Ну, с другой стороны, я не слишком-то и расстроился тогда… Вот. – дед словно приободрился, с довольной улыбочкой глядя в глаза зятю. – Уже восемь лет скриплю тут потихоньку… Несмотря на то, что так и не знаю – что ждёт меня теперь ТАМ, на той стороне: райские кущи ли… Или котлы с огнём неугасимым.

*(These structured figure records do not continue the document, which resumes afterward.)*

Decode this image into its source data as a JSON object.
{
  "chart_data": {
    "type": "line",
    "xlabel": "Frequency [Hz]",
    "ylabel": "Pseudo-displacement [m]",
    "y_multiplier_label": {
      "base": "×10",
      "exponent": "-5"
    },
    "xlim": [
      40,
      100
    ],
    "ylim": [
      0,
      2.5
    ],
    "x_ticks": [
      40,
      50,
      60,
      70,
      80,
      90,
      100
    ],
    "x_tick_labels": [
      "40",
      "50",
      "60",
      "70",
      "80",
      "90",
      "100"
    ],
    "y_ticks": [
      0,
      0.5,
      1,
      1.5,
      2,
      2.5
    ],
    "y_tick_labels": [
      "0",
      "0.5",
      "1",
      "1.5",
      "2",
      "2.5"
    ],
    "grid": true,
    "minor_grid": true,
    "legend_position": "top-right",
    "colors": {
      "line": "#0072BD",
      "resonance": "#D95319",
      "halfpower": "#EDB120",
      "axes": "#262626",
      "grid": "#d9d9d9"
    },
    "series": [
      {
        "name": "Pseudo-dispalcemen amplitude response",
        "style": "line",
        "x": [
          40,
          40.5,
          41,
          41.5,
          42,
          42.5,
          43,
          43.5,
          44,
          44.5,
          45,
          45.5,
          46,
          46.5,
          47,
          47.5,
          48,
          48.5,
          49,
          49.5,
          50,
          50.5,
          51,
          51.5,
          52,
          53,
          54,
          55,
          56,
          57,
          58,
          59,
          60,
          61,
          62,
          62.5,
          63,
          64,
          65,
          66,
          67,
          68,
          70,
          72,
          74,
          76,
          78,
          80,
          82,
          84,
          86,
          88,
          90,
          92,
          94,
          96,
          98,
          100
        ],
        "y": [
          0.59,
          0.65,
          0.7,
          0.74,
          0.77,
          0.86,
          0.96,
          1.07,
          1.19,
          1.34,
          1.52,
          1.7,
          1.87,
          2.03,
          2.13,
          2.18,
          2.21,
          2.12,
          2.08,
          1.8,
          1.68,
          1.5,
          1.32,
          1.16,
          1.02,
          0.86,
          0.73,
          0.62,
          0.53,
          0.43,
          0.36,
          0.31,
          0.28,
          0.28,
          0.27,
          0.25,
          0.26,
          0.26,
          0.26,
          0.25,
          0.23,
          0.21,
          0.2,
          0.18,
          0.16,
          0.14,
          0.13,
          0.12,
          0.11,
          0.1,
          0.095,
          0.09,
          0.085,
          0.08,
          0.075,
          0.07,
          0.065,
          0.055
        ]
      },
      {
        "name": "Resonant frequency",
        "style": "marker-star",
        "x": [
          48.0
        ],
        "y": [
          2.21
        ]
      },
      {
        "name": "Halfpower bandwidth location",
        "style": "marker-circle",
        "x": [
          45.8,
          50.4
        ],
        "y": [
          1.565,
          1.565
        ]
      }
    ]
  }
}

Словом, увидал я тогда, когда в первый раз открыл Дверь, не иначе, как Райский Сад. Травка там такая… Зелёная! Изумрудная прямо. А уж ровная и мягкая – словно кто стриг. Газонокосилкой. И – небо, глубокое-глубокое… Затягивает – словно полетать приглашает! А ощущение такое – что там можно и полетать!.. Солнышко опять же светит, облачка этакие кучерявенькие… Бегут себе деловито. Тепло – как летом. Да там, наверное, и всегда так… Вечное лето. А уж деревья!..

Тут тебе и вишни, и яблони, и груши, и ещё какая-то красотища иностранная – я такие только в теплице районной видывал… А иных – так и вовсе не видывал! И всё в цвету!.. А пахло как, как… М-м-м… Ну, как в Раю. А ещё заметил – и плоды там были. На всех деревьях. Вот так: и цветут и плодоносят… Словом, думаю, с голоду бы там точно не помер! Но…

Не хватило мне смелости, Виталик, не хватило… Или…

Или жалко стало Клаву – на кого ж я её оставлю-то, на старости лет, если… А ведь нечестно это: раз могу ещё двигаться, силёнки мал-мало осталось в теле – надо жить! А не… бежать. Бежать – стыдно!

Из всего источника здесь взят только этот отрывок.